To me what coming empty means is that we see these images for what they are: images .. and in this, what I'm referring to of course, is clarity. Now these images are like coins in that they have two sides. There are the dark brush strokes where we paint another as having some sort of bad intent, suspect motive, or as acting out of ignorance, unconscious reactivity, or some other bit of beknightedness.
On the obverse side of the coin are the positive feelings that the words of another can evoke. When we read something that touches us and moves us in some way, what we are likely to associate with the writer is something bright and uplifting, perhaps even the qualities of goodness, kindness or charity. Now most of you are no strangers to the ideas of distinguishing the image from what the image is an image of, but this idea of positive feelings as having no more value than the negative ones seems to be a bit controversial.

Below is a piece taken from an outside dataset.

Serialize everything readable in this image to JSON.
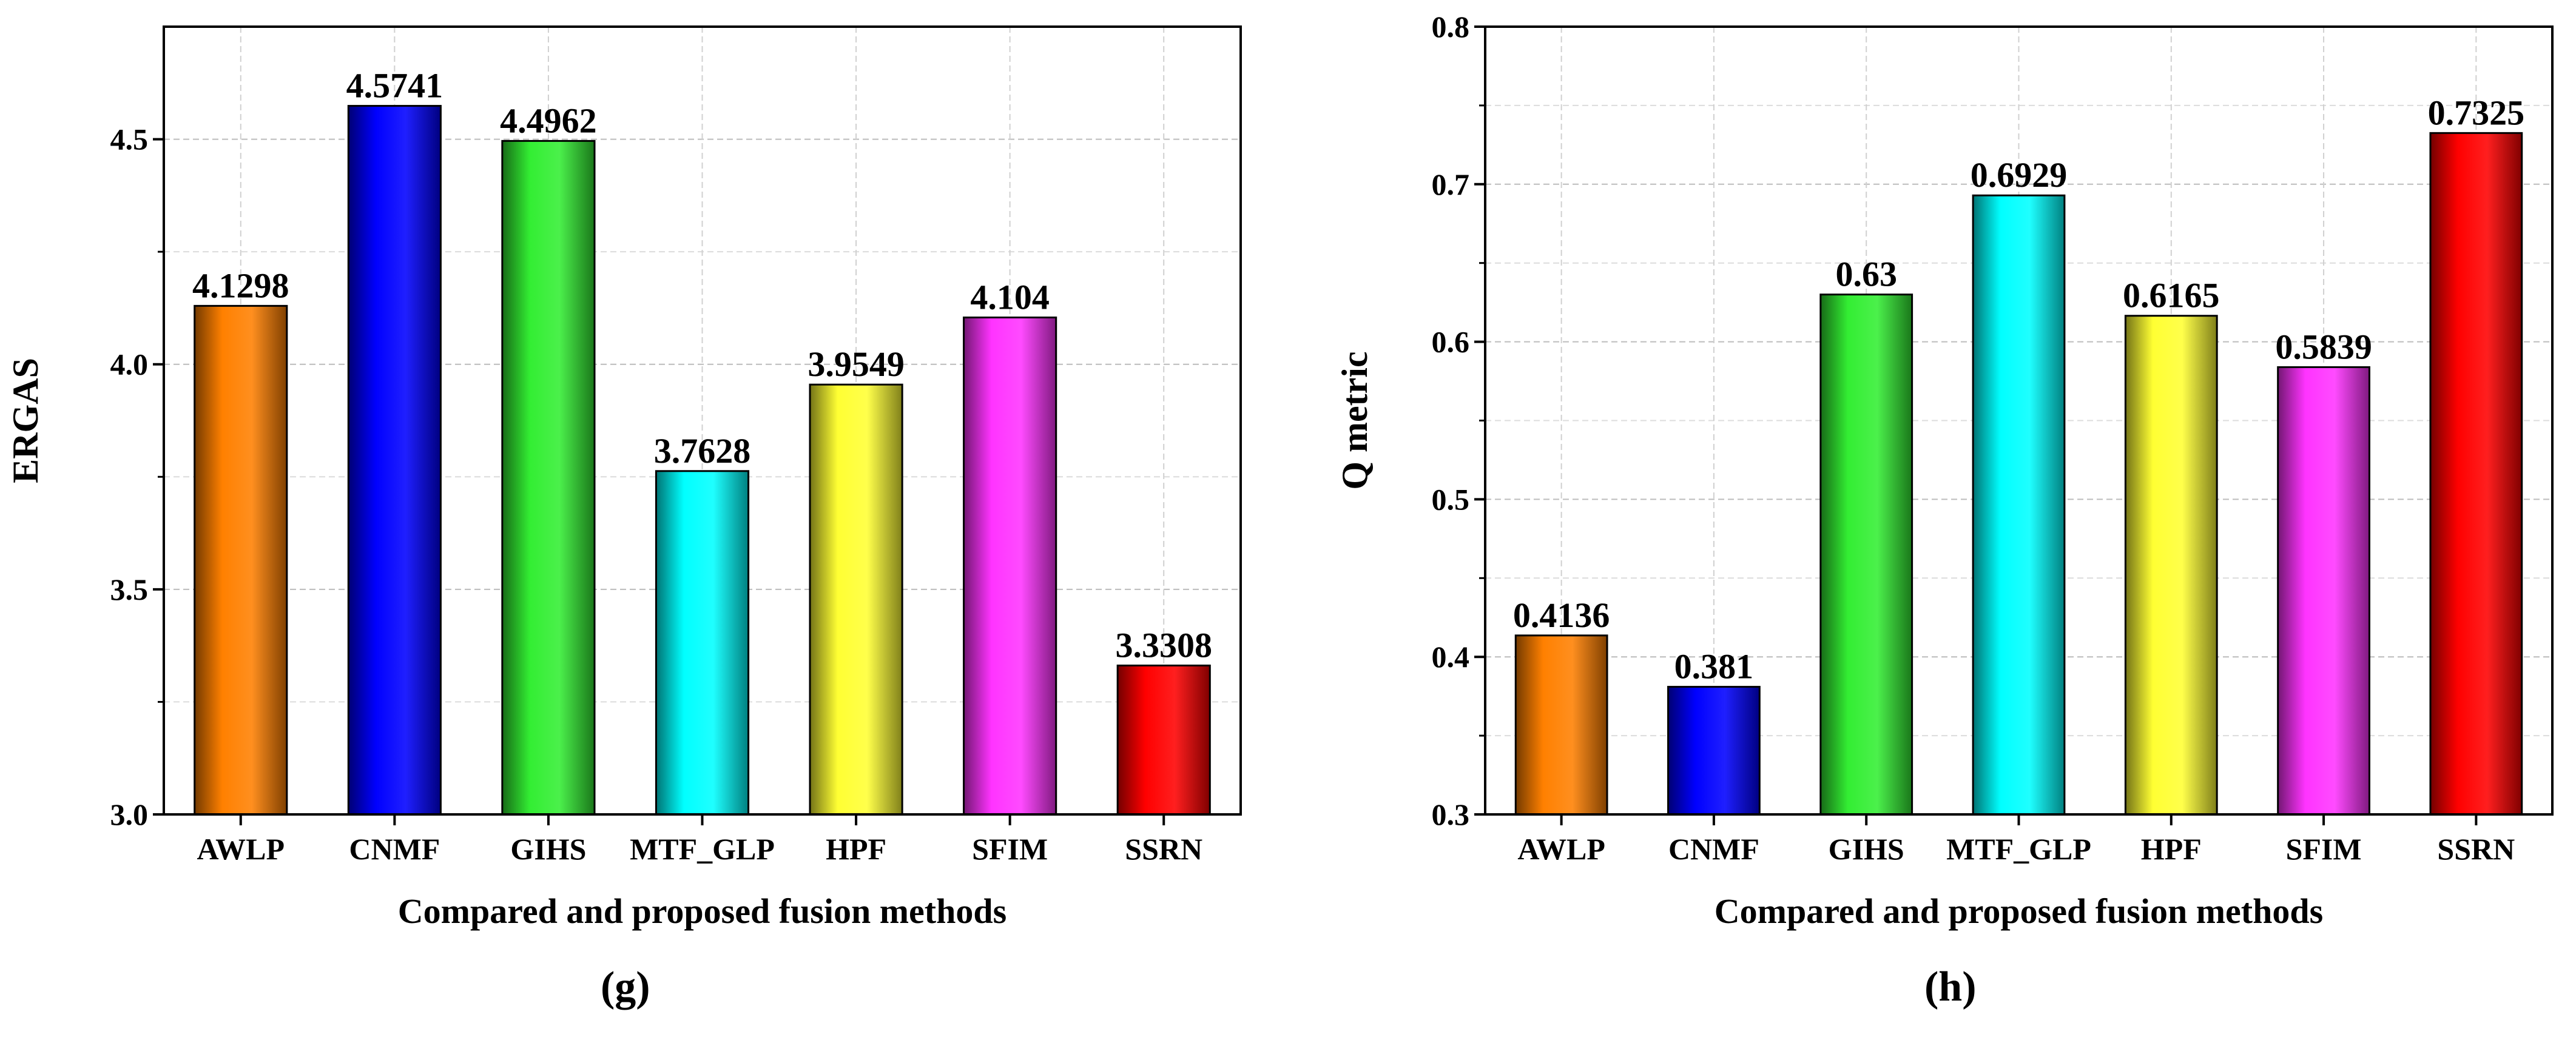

I certainly understand the controversy, because in regarding the images that I have of each of you, in setting aside the coin, I can honestly say that I feel an affection for everyone I've corresponded with here, even those of you I've had knock-down drag-out conceptual or emotional food-fight fests with. What's left, at the core, in setting aside the images, both positive and negative, is a residual that begs the word friend, but in the end, there is no vocalizing the heart, and that word, like any other word, can only ever point.
But in suppressing either set of impressions in favor of another -- in either nursing a grudge, or cultivating a positive image of another, in discarding only part of it, we mistake the image for what the image is an image of. This might even raise, if you think about it, an interesting question on the notion of loyalty, but as with any other conceptual conundrum, there is no conceptual resolution to it, so it's best not to think about that one too much.
It is this type of suppression that is behind the idea of mistaking deliberate selective amnesia for coming empty, and I've seen this game played out in it's most extreme and comic form in the practice here of account resignation and reincarnation under a different name. Now don't get me wrong here -- I'm not disparaging or discouraging that at all. It's kinda' cute really -- I take it as a sort of light form of slapstick comedy.
Coming empty isn't something that one can do alone.